Extended formulations for the maximum weighted co-2-plex problem
Alexandre Dupont-Bouillard, Pierre Fouilhoux, Roland Grappe, Mathieu Lacroix
TL;DR
The paper develops extended space polyhedral formulations for the maximum weighted co-2-plex problem by leveraging the stable-set polytope of an auxiliary utter graph. It establishes a tight link between contraction perfect graphs and integrality/TDI properties of the associated linear systems, and provides a compact extended description for chordal graphs. Projecting these extended formulations yields a natural-space description for trees and a new family of facet-defining inequalities for co-2-plex polytopes, including a polynomial-time separation for star inequalities. The authors introduce tighter ILPs (E(G)) that outperform the existing N_2(G) relaxations on some instances, and provide an extensive computational study showing that, while the extended formulations improve LP tightness, the classic formulations remain the faster choice on many datasets, particularly sparse graphs.

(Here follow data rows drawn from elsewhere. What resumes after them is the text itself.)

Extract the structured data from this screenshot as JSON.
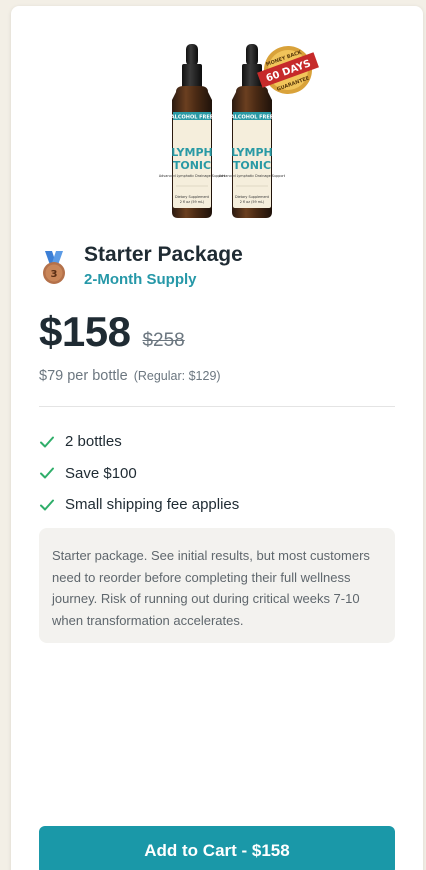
{
  "product": {
    "image_alt": "Lymph Tonic bottles",
    "bottle_label": {
      "tag": "ALCOHOL FREE",
      "line1": "LYMPH",
      "line2": "TONIC",
      "subtitle": "Advanced Lymphatic Drainage Support",
      "footer": "Dietary Supplement",
      "size": "2 fl oz (59 mL)"
    },
    "badge": {
      "top": "MONEY BACK",
      "middle": "60 DAYS",
      "bottom": "GUARANTEE"
    }
  },
  "package": {
    "medal_number": "3",
    "title": "Starter Package",
    "subtitle": "2-Month Supply"
  },
  "pricing": {
    "price": "$158",
    "original_price": "$258",
    "per_bottle": "$79 per bottle",
    "regular": "(Regular: $129)"
  },
  "features": [
    {
      "label": "2 bottles"
    },
    {
      "label": "Save $100"
    },
    {
      "label": "Small shipping fee applies"
    }
  ],
  "note": "Starter package. See initial results, but most customers need to reorder before completing their full wellness journey. Risk of running out during critical weeks 7-10 when transformation accelerates.",
  "cart_button": {
    "label": "Add to Cart - $158"
  },
  "colors": {
    "accent": "#1a98a8",
    "subtitle": "#2698a8",
    "check": "#2fae6a",
    "background": "#f3efe6"
  },
  "icons": {
    "medal": "bronze-medal-icon",
    "check": "check-icon"
  }
}
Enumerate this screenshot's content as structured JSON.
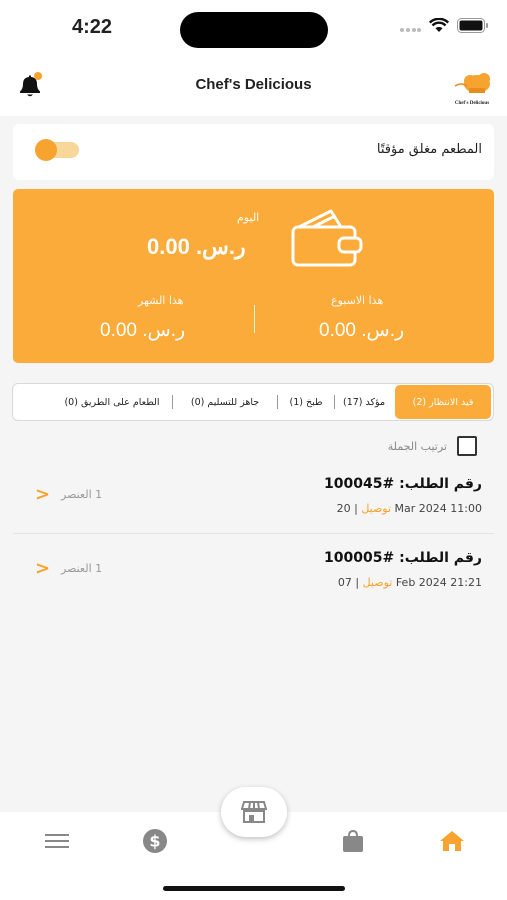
{
  "status_bar": {
    "time": "4:22"
  },
  "header": {
    "title": "Chef's Delicious",
    "logo_text": "Chef's Delicious"
  },
  "restaurant": {
    "closed_label": "المطعم مغلق مؤقتًا",
    "toggle_on": true
  },
  "earnings": {
    "today_label": "اليوم",
    "today_value": "ر.س. 0.00",
    "week_label": "هذا الاسبوع",
    "week_value": "ر.س. 0.00",
    "month_label": "هذا الشهر",
    "month_value": "ر.س. 0.00"
  },
  "tabs": [
    {
      "label": "قيد الانتظار (2)",
      "active": true
    },
    {
      "label": "مؤكد (17)",
      "active": false
    },
    {
      "label": "طبخ (1)",
      "active": false
    },
    {
      "label": "جاهز للتسليم (0)",
      "active": false
    },
    {
      "label": "الطعام على الطريق (0)",
      "active": false
    }
  ],
  "bulk": {
    "label": "ترتيب الجملة"
  },
  "orders": [
    {
      "number": "رقم الطلب: #100045",
      "datetime": "20 Mar 2024   11:00",
      "sep": "|",
      "type": "توصيل",
      "items": "1 العنصر"
    },
    {
      "number": "رقم الطلب: #100005",
      "datetime": "07 Feb 2024   21:21",
      "sep": "|",
      "type": "توصيل",
      "items": "1 العنصر"
    }
  ],
  "nav": {
    "menu_icon": "menu-icon",
    "money_icon": "dollar-icon",
    "store_icon": "store-icon",
    "bag_icon": "bag-icon",
    "home_icon": "home-icon"
  },
  "colors": {
    "accent": "#fbab3a",
    "orange_text": "#f6a330"
  }
}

Overall, the work advances both the theory (through contraction-perfectness and TDI characterizations) and practice (via stronger ILPs and separations) for maximum co-2-plex optimization.
Abstract
Given an input graph and weights on its vertices, the maximum co-2-plex problem is to find a subset of vertices maximizing the sum of their weights and inducing a graph of degree at most 1. In this article, we analyze polyhedral aspects of the maximum co-2-plex problem. The co-2-plexes of a graph are known to be in bijection with the stable sets of an auxiliary graph called the utter graph~\cite{dupontbouillard2024contractions}. We use this bijection to characterize contraction perfect graphs' co-2-plex polytopes in an extended space. It turns out that the total dual integrality of the associated linear system also characterizes contraction perfectness of the input graph. By projecting this extended space formulation, we obtain the natural variable space description of the co-2-plex polytopes of trees. This projection yields a new family of valid inequalities for the co-2-plex polytope and we characterize when they define facets. Moreover, we show that these inequalities can be separated in polynomial time. We characterize the graphs for which this formulation describes an integer polytope. These linear systems are extended to valid integer linear programs (ILPs) for the maximum co-2-plex problem whose linear relaxation values are tighter than the state of the art for this problem~\cite{bala}. Finally, we provide an experimental comparison of several implementations of our new ILP formulations with the state-of-the-art ILP for this problem and analyze their respective performances relatively to the density of the input graphs.